3. 公的制度の適用外となる費用負担

抗がん剤治療にかかる費用について考えるときは、公的医療保険が適用されない費用についても考慮しておく必要があります。どのような費用が対象外になるのでしょうか。次で解説していきます。

3.1 先進医療や自由診療

標準的な抗がん剤治療以外の選択肢として、先進医療や自由診療があります。これらの治療法は全額自己負担となるため、1回の治療で100万円を超える費用が発生することも珍しくありません。

特に分子標的薬や免疫療法などの最新治療では、年間数百万円の費用が必要となるケースもあります。

3.2 治療に伴う間接的費用

治療費以外にも、通院交通費、ウィッグ代、栄養補助食品費用などさまざまな出費が発生します。また、治療のために仕事をセーブせざるを得ず、収入減少に直面する患者が約6割に達するという調査結果もあります。

4. 抗がん剤治療の継続期間と治療サイクル

抗がん剤治療を何回しなければならないかは、がんの進行度や種類によって異なります。患者の体調やがんの種類、治療の目的に応じてさまざまなサイクルが設定されます。

4.1 治療期間の長期化傾向

抗がん剤治療は一般的に3~4週間を1サイクルとし、4~6サイクルを1クールとして実施されます。がんの進行状況によっては、薬剤を変更しながら数年間にわたって治療を継続するケースもあります。

治療の長期化により、医療費の累積負担は従来の想定を大幅に上回る可能性があります。

5. がん保険加入の現状と必要性

生命保険文化センターの調査によると、がん保険・がん特約の加入率は39.1%となっています。年代別では40代の加入率が最も高く、男性45.5%、女性50.6%となっています。

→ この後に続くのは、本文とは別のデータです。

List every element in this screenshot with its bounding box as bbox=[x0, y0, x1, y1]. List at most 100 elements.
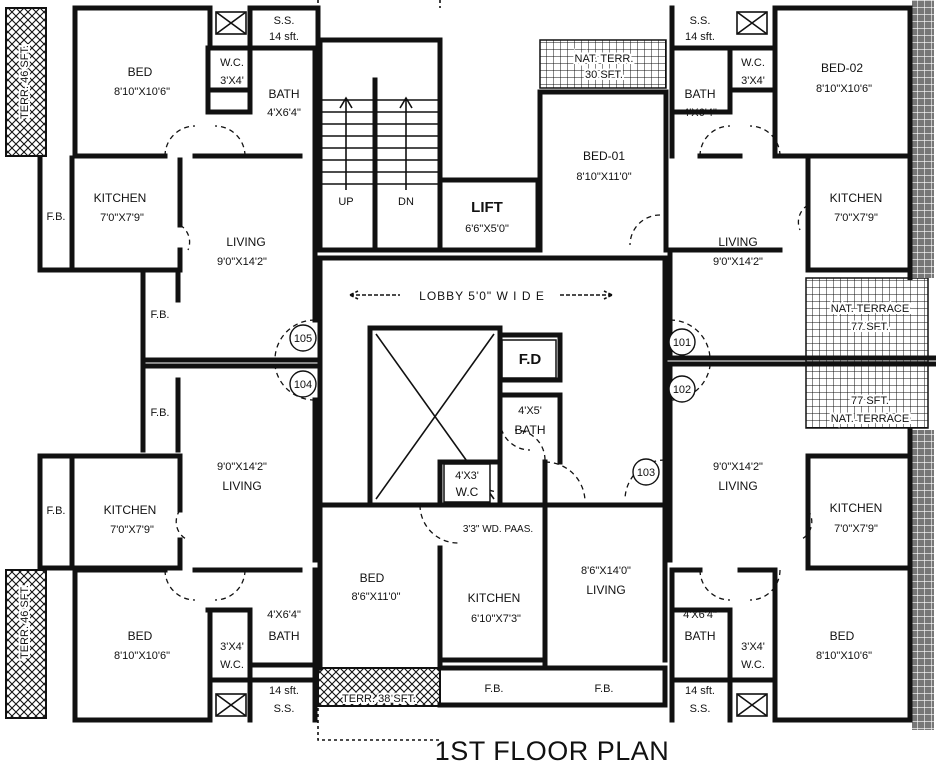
tr-wc-size: 3'X4' bbox=[741, 75, 765, 87]
tr-living-name: LIVING bbox=[718, 235, 757, 249]
tl-ss-size: 14 sft. bbox=[269, 31, 299, 43]
c-passage-label: 3'3" WD. PAAS. bbox=[463, 524, 533, 535]
bl-bath-size: 4'X6'4" bbox=[267, 609, 301, 621]
tl-bed-name: BED bbox=[128, 65, 153, 79]
c-fb2-label: F.B. bbox=[595, 683, 614, 695]
bl-bath-name: BATH bbox=[268, 629, 299, 643]
mid-fb1-label: F.B. bbox=[151, 309, 170, 321]
bl-bed-name: BED bbox=[128, 629, 153, 643]
plan-edge bbox=[317, 0, 441, 741]
br-ss-size: 14 sft. bbox=[685, 685, 715, 697]
tl-fb-label: F.B. bbox=[47, 211, 66, 223]
stair-up-label: UP bbox=[338, 196, 353, 208]
terrace-bottom-left bbox=[5, 569, 47, 719]
tl-living-size: 9'0"X14'2" bbox=[217, 256, 267, 268]
bl-wc-name: W.C. bbox=[220, 659, 244, 671]
c-bath-name: BATH bbox=[514, 423, 545, 437]
br-living-name: LIVING bbox=[718, 479, 757, 493]
br-kitchen-size: 7'0"X7'9" bbox=[834, 523, 878, 535]
unit-101-label: 101 bbox=[673, 337, 691, 349]
terrace-top-left bbox=[5, 7, 47, 157]
tr-nat-line2: 30 SFT. bbox=[585, 69, 623, 81]
stair-dn-label: DN bbox=[398, 196, 414, 208]
br-living-size: 9'0"X14'2" bbox=[713, 461, 763, 473]
right-edge-grid-top bbox=[912, 0, 934, 278]
c-kitchen-size: 6'10"X7'3" bbox=[471, 613, 521, 625]
tl-living-name: LIVING bbox=[226, 235, 265, 249]
tl-wc-name: W.C. bbox=[220, 57, 244, 69]
br-bed-size: 8'10"X10'6" bbox=[816, 650, 872, 662]
unit-105-label: 105 bbox=[294, 333, 312, 345]
tr-bath-name: BATH bbox=[684, 87, 715, 101]
r-nat2-line1: 77 SFT. bbox=[851, 395, 889, 407]
bl-ss-name: S.S. bbox=[274, 703, 295, 715]
bl-fb-label: F.B. bbox=[47, 505, 66, 517]
lobby-label: LOBBY 5'0" W I D E bbox=[419, 289, 545, 303]
tr-bed02-size: 8'10"X10'6" bbox=[816, 83, 872, 95]
tr-bed01-name: BED-01 bbox=[583, 149, 625, 163]
c-terr-label: TERR. 38 SFT. bbox=[342, 693, 416, 705]
tl-bed-size: 8'10"X10'6" bbox=[114, 86, 170, 98]
r-nat2-line2: NAT. TERRACE bbox=[831, 413, 909, 425]
nat-terrace-top bbox=[539, 39, 667, 89]
bl-living-name: LIVING bbox=[222, 479, 261, 493]
unit-103-label: 103 bbox=[637, 467, 655, 479]
bl-ss-size: 14 sft. bbox=[269, 685, 299, 697]
nat-terrace-right-1 bbox=[805, 277, 929, 363]
br-kitchen-name: KITCHEN bbox=[830, 501, 883, 515]
c-bath-size: 4'X5' bbox=[518, 405, 542, 417]
c-kitchen-name: KITCHEN bbox=[468, 591, 521, 605]
tr-bed02-name: BED-02 bbox=[821, 61, 863, 75]
lift-name: LIFT bbox=[471, 199, 503, 216]
c-bed-name: BED bbox=[360, 571, 385, 585]
tr-nat-line1: NAT. TERR. bbox=[575, 53, 634, 65]
terrace-center bbox=[317, 667, 441, 707]
plan-title: 1ST FLOOR PLAN bbox=[435, 736, 670, 766]
c-wc-size: 4'X3' bbox=[455, 470, 479, 482]
bl-bed-size: 8'10"X10'6" bbox=[114, 650, 170, 662]
br-wc-size: 3'X4' bbox=[741, 641, 765, 653]
tr-wc-name: W.C. bbox=[741, 57, 765, 69]
walls bbox=[37, 5, 936, 723]
c-bed-size: 8'6"X11'0" bbox=[351, 591, 400, 603]
br-bath-name: BATH bbox=[684, 629, 715, 643]
tr-living-size: 9'0"X14'2" bbox=[713, 256, 763, 268]
tr-bath-size: 4'X6'4" bbox=[683, 107, 717, 119]
stair-steps bbox=[322, 96, 438, 190]
tr-bed01-size: 8'10"X11'0" bbox=[576, 171, 631, 183]
door-swings bbox=[164, 125, 813, 601]
bl-wc-size: 3'X4' bbox=[220, 641, 244, 653]
nat-terrace-right-2 bbox=[805, 363, 929, 429]
br-wc-name: W.C. bbox=[741, 659, 765, 671]
br-bed-name: BED bbox=[830, 629, 855, 643]
r-nat1-line1: NAT. TERRACE bbox=[831, 303, 909, 315]
c-fb1-label: F.B. bbox=[485, 683, 504, 695]
c-wc-name: W.C bbox=[456, 485, 479, 499]
br-ss-name: S.S. bbox=[690, 703, 711, 715]
c-living-size: 8'6"X14'0" bbox=[581, 565, 631, 577]
bl-terr-label: TERR. 46 SFT. bbox=[19, 585, 31, 659]
bl-living-size: 9'0"X14'2" bbox=[217, 461, 267, 473]
tl-kitchen-size: 7'0"X7'9" bbox=[100, 212, 144, 224]
tr-ss-size: 14 sft. bbox=[685, 31, 715, 43]
lift-size: 6'6"X5'0" bbox=[465, 223, 509, 235]
fd-label: F.D bbox=[519, 351, 542, 368]
unit-badges: 105 104 101 102 103 bbox=[289, 324, 696, 486]
c-living-name: LIVING bbox=[586, 583, 625, 597]
lobby-arrow bbox=[349, 290, 613, 300]
tl-ss-name: S.S. bbox=[274, 15, 295, 27]
tl-terr-label: TERR. 46 SFT. bbox=[19, 45, 31, 119]
tl-wc-size: 3'X4' bbox=[220, 75, 244, 87]
tr-ss-name: S.S. bbox=[690, 15, 711, 27]
mid-fb2-label: F.B. bbox=[151, 407, 170, 419]
bl-kitchen-name: KITCHEN bbox=[104, 503, 157, 517]
tl-bath-size: 4'X6'4" bbox=[267, 107, 301, 119]
tl-kitchen-name: KITCHEN bbox=[94, 191, 147, 205]
tr-kitchen-size: 7'0"X7'9" bbox=[834, 212, 878, 224]
unit-104-label: 104 bbox=[294, 379, 312, 391]
tr-kitchen-name: KITCHEN bbox=[830, 191, 883, 205]
tl-bath-name: BATH bbox=[268, 87, 299, 101]
bl-kitchen-size: 7'0"X7'9" bbox=[110, 524, 154, 536]
unit-102-label: 102 bbox=[673, 384, 691, 396]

がんの罹患リスクが高まる年齢で加入することは合理的な判断ともいえますが、保険料の観点からは若いうちの加入が有利であることも覚えておきましょう。

5.1 がん罹患率から見るリスク評価

日本人の生涯がん罹患率は男性65.5%、女性51.2%と非常に高い水準にあります。一方でがんによる死亡率は男性26.2%、女性17.7%にとどまり、がんが「治る病気」になりつつあることが見てとれます。